Moins de démarches administratives obligatoires

A noter que quatre mesures visent directement le fonctionnement des collectivités en 2017 :

  • l’adaptation des formulaires Cerfa pour intégrer les communes déléguées des communes nouvelles pour ne pas faire de la question de l’adressage un point de blocage en cas de doublons des noms de rues ;
  • l’extension de la possibilité de délégation de signature du maire et des autres patrons d’exécutifs, départementaux et régionaux, à un agent ;
  • la suppression de la double consultation des Chambres de commerce et d’industrie (CCI) pour les collectivités gestionnaires de ports ;
  • et la suppression des « limitations à la mobilité » entre les trois fonctions publiques, contenues dans les textes réglementaires. 

« Sans porter atteinte aux statuts, les collectivités pourront mieux ajuster leurs compétence s à leurs besoins », assure l’exécutif sur cette dernière mesure, sans plus de précision.

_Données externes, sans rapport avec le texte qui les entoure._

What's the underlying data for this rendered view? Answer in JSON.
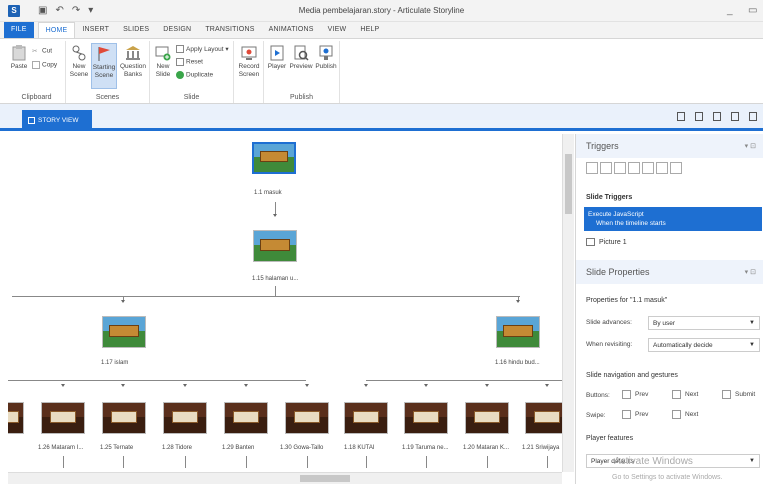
{
  "window": {
    "title": "Media pembelajaran.story - Articulate Storyline",
    "app_icon": "S",
    "controls": [
      "_",
      "▭"
    ]
  },
  "qat_icons": [
    "save-icon",
    "undo-icon",
    "redo-icon",
    "customize-icon"
  ],
  "ribbon_tabs": [
    {
      "label": "FILE"
    },
    {
      "label": "HOME"
    },
    {
      "label": "INSERT"
    },
    {
      "label": "SLIDES"
    },
    {
      "label": "DESIGN"
    },
    {
      "label": "TRANSITIONS"
    },
    {
      "label": "ANIMATIONS"
    },
    {
      "label": "VIEW"
    },
    {
      "label": "HELP"
    }
  ],
  "ribbon": {
    "clipboard": {
      "label": "Clipboard",
      "paste": "Paste",
      "cut": "Cut",
      "copy": "Copy"
    },
    "scenes": {
      "label": "Scenes",
      "new_scene": [
        "New",
        "Scene"
      ],
      "starting_scene": [
        "Starting",
        "Scene"
      ],
      "question_banks": [
        "Question",
        "Banks"
      ]
    },
    "slide": {
      "label": "Slide",
      "new_slide": [
        "New",
        "Slide"
      ],
      "apply_layout": "Apply Layout",
      "reset": "Reset",
      "duplicate": "Duplicate"
    },
    "record": [
      "Record",
      "Screen"
    ],
    "publish": {
      "label": "Publish",
      "player": "Player",
      "preview": "Preview",
      "publish": "Publish"
    }
  },
  "story_view_tab": "STORY VIEW",
  "slides": {
    "s1": "1.1 masuk",
    "s2": "1.15 halaman u...",
    "s3": "1.17 islam",
    "s4": "1.16 hindu bud...",
    "row": [
      "1.26 Mataram I...",
      "1.25 Ternate",
      "1.28 Tidore",
      "1.29 Banten",
      "1.30 Gowa-Tallo",
      "1.18 KUTAI",
      "1.19 Taruma ne...",
      "1.20 Mataran K...",
      "1.21 Sriwijaya"
    ]
  },
  "triggers_panel": {
    "title": "Triggers",
    "section": "Slide Triggers",
    "selected_trigger_line1": "Execute JavaScript",
    "selected_trigger_line2": "When the timeline starts",
    "object": "Picture 1"
  },
  "properties_panel": {
    "title": "Slide Properties",
    "header": "Properties for \"1.1 masuk\"",
    "slide_advances_label": "Slide advances:",
    "slide_advances_value": "By user",
    "when_revisiting_label": "When revisiting:",
    "when_revisiting_value": "Automatically decide",
    "nav_header": "Slide navigation and gestures",
    "buttons_label": "Buttons:",
    "swipe_label": "Swipe:",
    "prev": "Prev",
    "next": "Next",
    "submit": "Submit",
    "player_features": "Player features",
    "player_defaults": "Player defaults"
  },
  "watermark": {
    "line1": "Activate Windows",
    "line2": "Go to Settings to activate Windows."
  }
}
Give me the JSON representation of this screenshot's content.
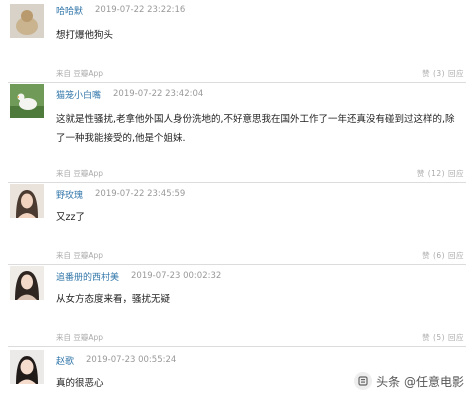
{
  "comments": [
    {
      "user": "哈哈默",
      "time": "2019-07-22 23:22:16",
      "text": "想打爆他狗头",
      "source": "来自 豆瓣App",
      "actions": "赞 (3) 回应"
    },
    {
      "user": "猫笼小白嘴",
      "time": "2019-07-22 23:42:04",
      "text": "这就是性骚扰,老拿他外国人身份洗地的,不好意思我在国外工作了一年还真没有碰到过这样的,除了一种我能接受的,他是个姐妹.",
      "source": "来自 豆瓣App",
      "actions": "赞 (12) 回应"
    },
    {
      "user": "野玫瑰",
      "time": "2019-07-22 23:45:59",
      "text": "又zz了",
      "source": "来自 豆瓣App",
      "actions": "赞 (6) 回应"
    },
    {
      "user": "追番册的西村美",
      "time": "2019-07-23 00:02:32",
      "text": "从女方态度来看，骚扰无疑",
      "source": "来自 豆瓣App",
      "actions": "赞 (5) 回应"
    },
    {
      "user": "赵歌",
      "time": "2019-07-23 00:55:24",
      "text": "真的很恶心"
    }
  ],
  "watermark": {
    "text": "头条 @任意电影",
    "icon": "toutiao-logo-icon"
  },
  "colors": {
    "username": "#3377aa",
    "timestamp": "#999999",
    "meta": "#aaaaaa",
    "divider": "#dcdcdc"
  }
}
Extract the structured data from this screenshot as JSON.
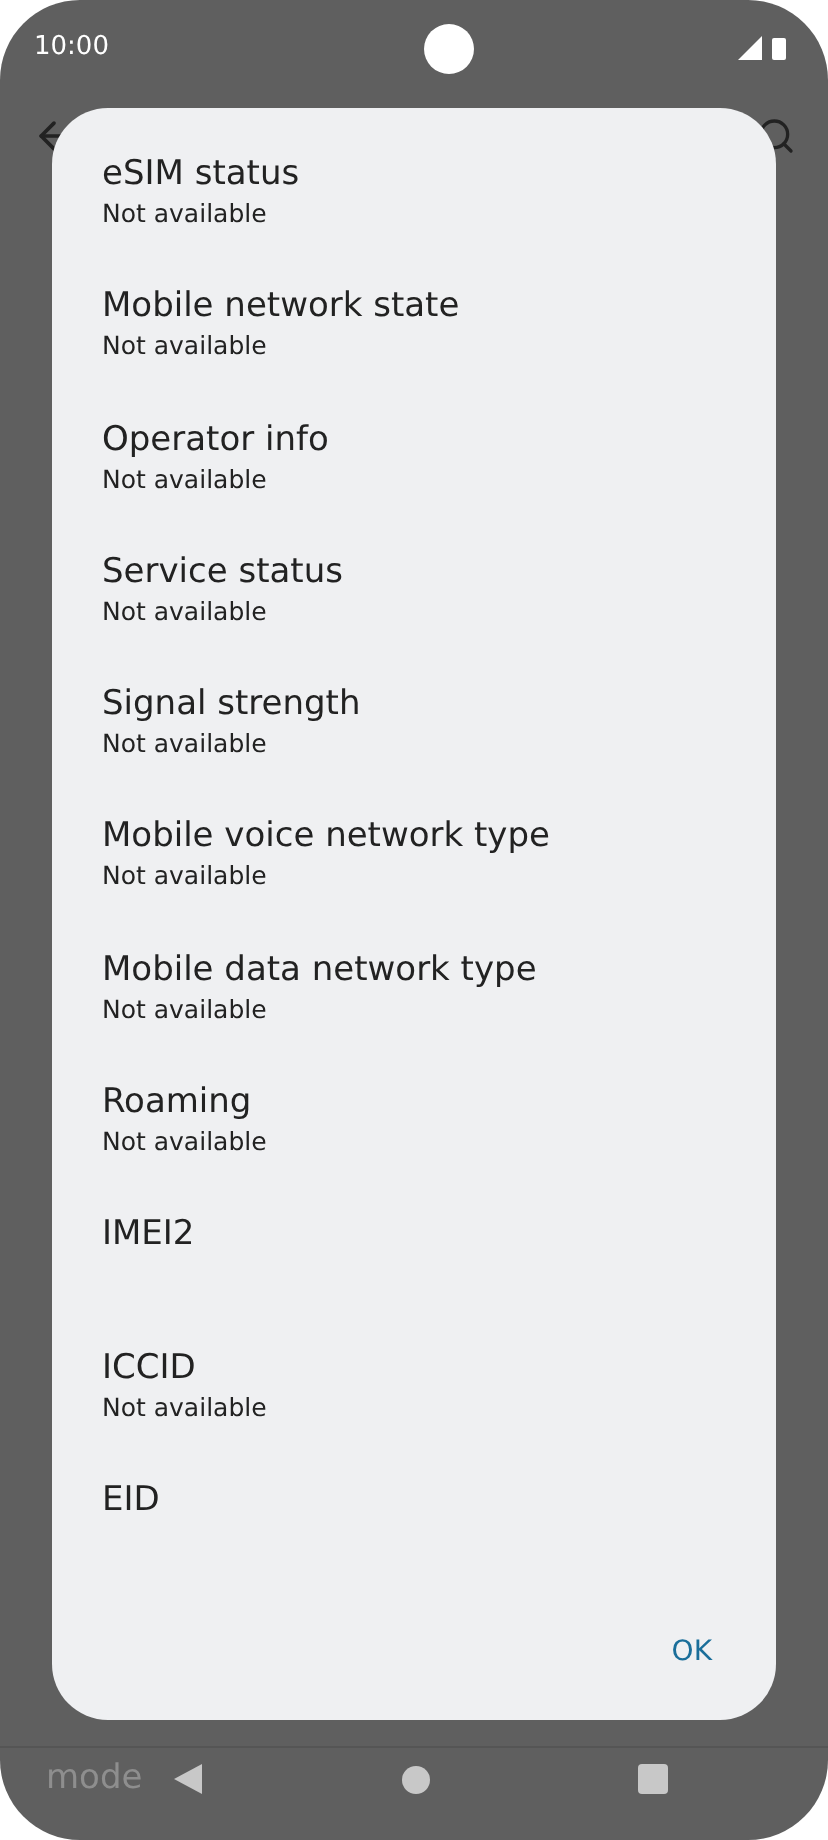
{
  "status_bar": {
    "time": "10:00"
  },
  "dialog": {
    "items": [
      {
        "label": "eSIM status",
        "value": "Not available"
      },
      {
        "label": "Mobile network state",
        "value": "Not available"
      },
      {
        "label": "Operator info",
        "value": "Not available"
      },
      {
        "label": "Service status",
        "value": "Not available"
      },
      {
        "label": "Signal strength",
        "value": "Not available"
      },
      {
        "label": "Mobile voice network type",
        "value": "Not available"
      },
      {
        "label": "Mobile data network type",
        "value": "Not available"
      },
      {
        "label": "Roaming",
        "value": "Not available"
      },
      {
        "label": "IMEI2"
      },
      {
        "label": "ICCID",
        "value": "Not available"
      },
      {
        "label": "EID"
      }
    ],
    "button": "OK"
  },
  "background_text": "mode"
}
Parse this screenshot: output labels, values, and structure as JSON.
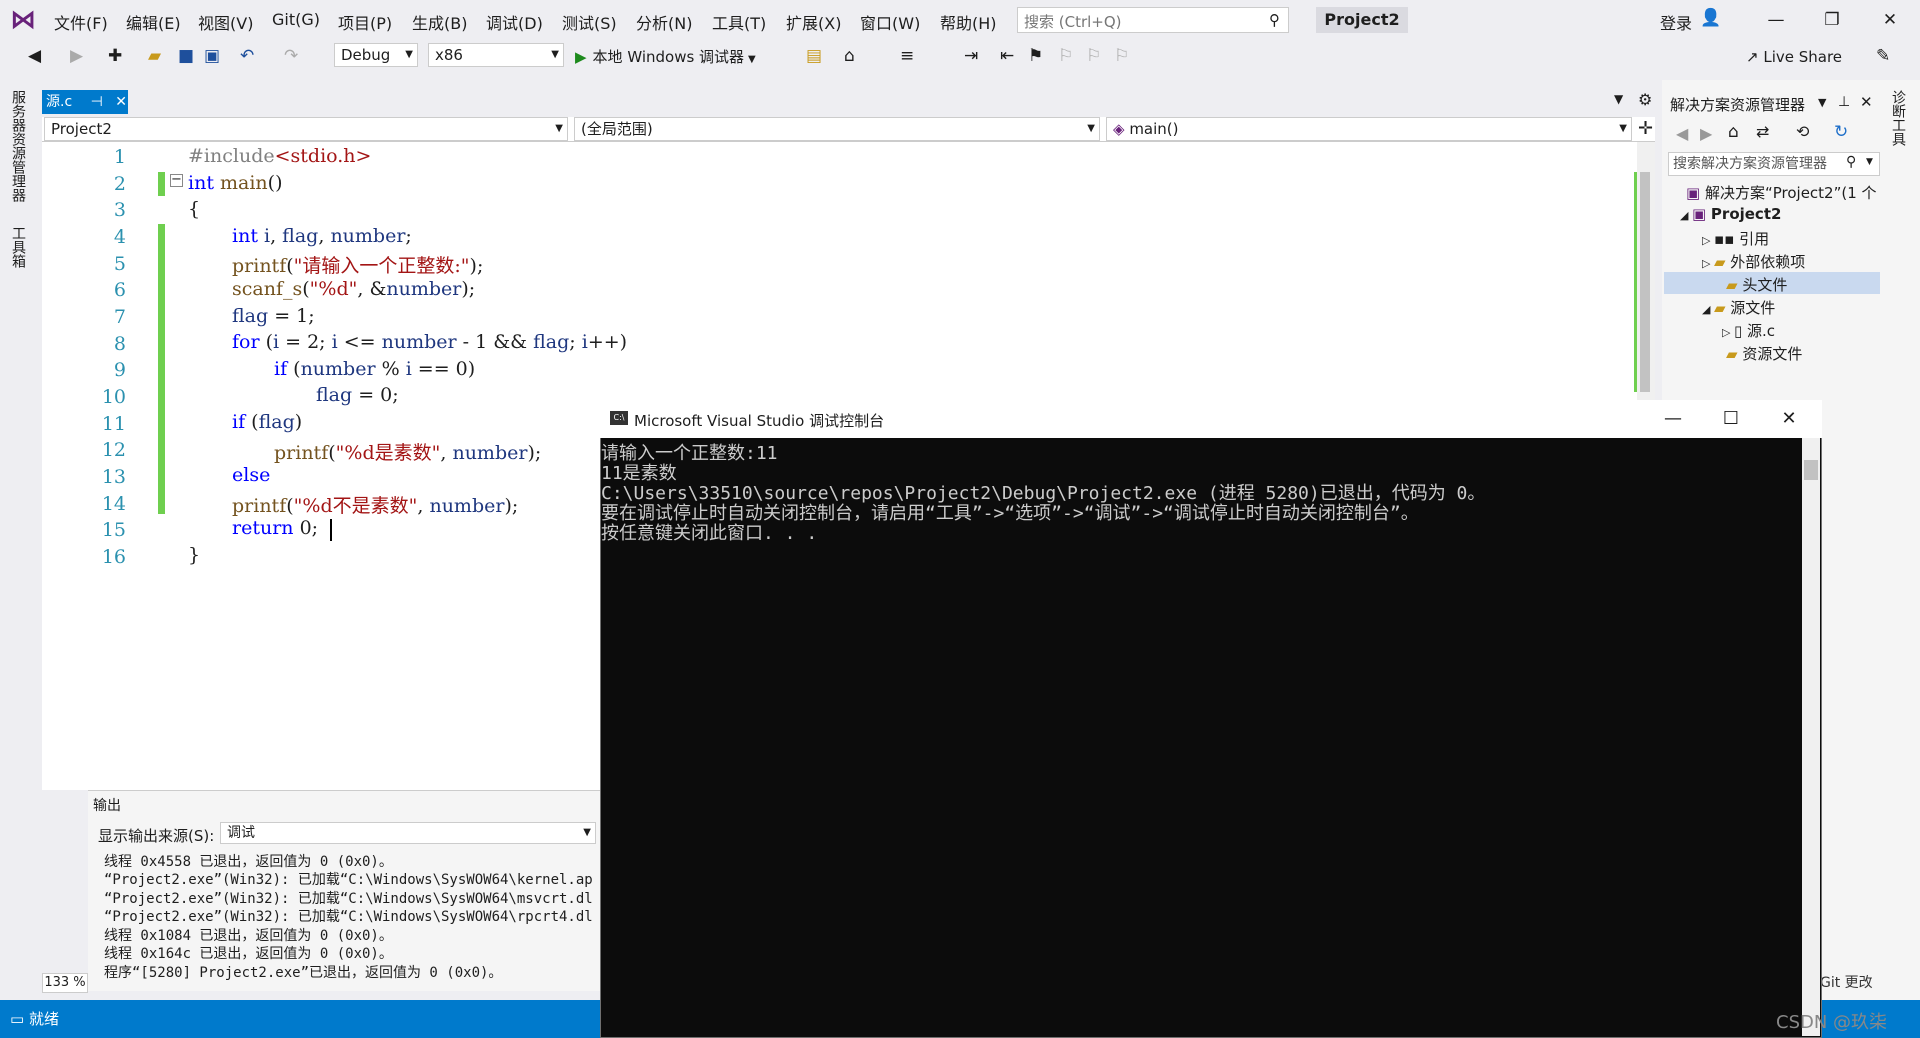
{
  "menu": {
    "items": [
      "文件(F)",
      "编辑(E)",
      "视图(V)",
      "Git(G)",
      "项目(P)",
      "生成(B)",
      "调试(D)",
      "测试(S)",
      "分析(N)",
      "工具(T)",
      "扩展(X)",
      "窗口(W)",
      "帮助(H)"
    ],
    "search_placeholder": "搜索 (Ctrl+Q)",
    "project_name": "Project2",
    "login": "登录"
  },
  "toolbar": {
    "config": "Debug",
    "platform": "x86",
    "run_label": "本地 Windows 调试器",
    "live_share": "Live Share"
  },
  "left_strip": {
    "server_explorer": "服务器资源管理器",
    "toolbox": "工具箱"
  },
  "editor": {
    "tab_label": "源.c",
    "nav_project": "Project2",
    "nav_scope": "(全局范围)",
    "nav_function": "main()",
    "line_numbers": [
      "1",
      "2",
      "3",
      "4",
      "5",
      "6",
      "7",
      "8",
      "9",
      "10",
      "11",
      "12",
      "13",
      "14",
      "15",
      "16"
    ]
  },
  "output": {
    "title": "输出",
    "source_label": "显示输出来源(S):",
    "source_value": "调试",
    "lines": [
      "线程 0x4558 已退出，返回值为 0 (0x0)。",
      "“Project2.exe”(Win32): 已加载“C:\\Windows\\SysWOW64\\kernel.ap",
      "“Project2.exe”(Win32): 已加载“C:\\Windows\\SysWOW64\\msvcrt.dl",
      "“Project2.exe”(Win32): 已加载“C:\\Windows\\SysWOW64\\rpcrt4.dl",
      "线程 0x1084 已退出，返回值为 0 (0x0)。",
      "线程 0x164c 已退出，返回值为 0 (0x0)。",
      "程序“[5280] Project2.exe”已退出，返回值为 0 (0x0)。"
    ],
    "zoom": "133 %"
  },
  "statusbar": {
    "status": "就绪"
  },
  "solution_explorer": {
    "title": "解决方案资源管理器",
    "search_placeholder": "搜索解决方案资源管理器",
    "solution": "解决方案“Project2”(1 个项",
    "project": "Project2",
    "references": "引用",
    "external_deps": "外部依赖项",
    "header_files": "头文件",
    "source_files": "源文件",
    "source_c": "源.c",
    "resource_files": "资源文件",
    "diag_tools": "诊断工具",
    "git_changes": "Git 更改"
  },
  "console": {
    "title": "Microsoft Visual Studio 调试控制台",
    "lines": [
      "请输入一个正整数:11",
      "11是素数",
      "C:\\Users\\33510\\source\\repos\\Project2\\Debug\\Project2.exe (进程 5280)已退出，代码为 0。",
      "要在调试停止时自动关闭控制台，请启用“工具”->“选项”->“调试”->“调试停止时自动关闭控制台”。",
      "按任意键关闭此窗口. . ."
    ]
  },
  "watermark": "CSDN @玖柒"
}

Rendez-vous est pris en mars 2017 avec un nouveau train de mesures qui devrait être dévoilé. Puis d’ici avril pour vérifier du caractère opérationnel de ces 25 annonces et de la réactivité des ministères pour publier les textes nécessaires, avant que les élections ne chamboulent les échéances de ce programme de simplification qui s’étale jusqu’à la fin de l’année 2017.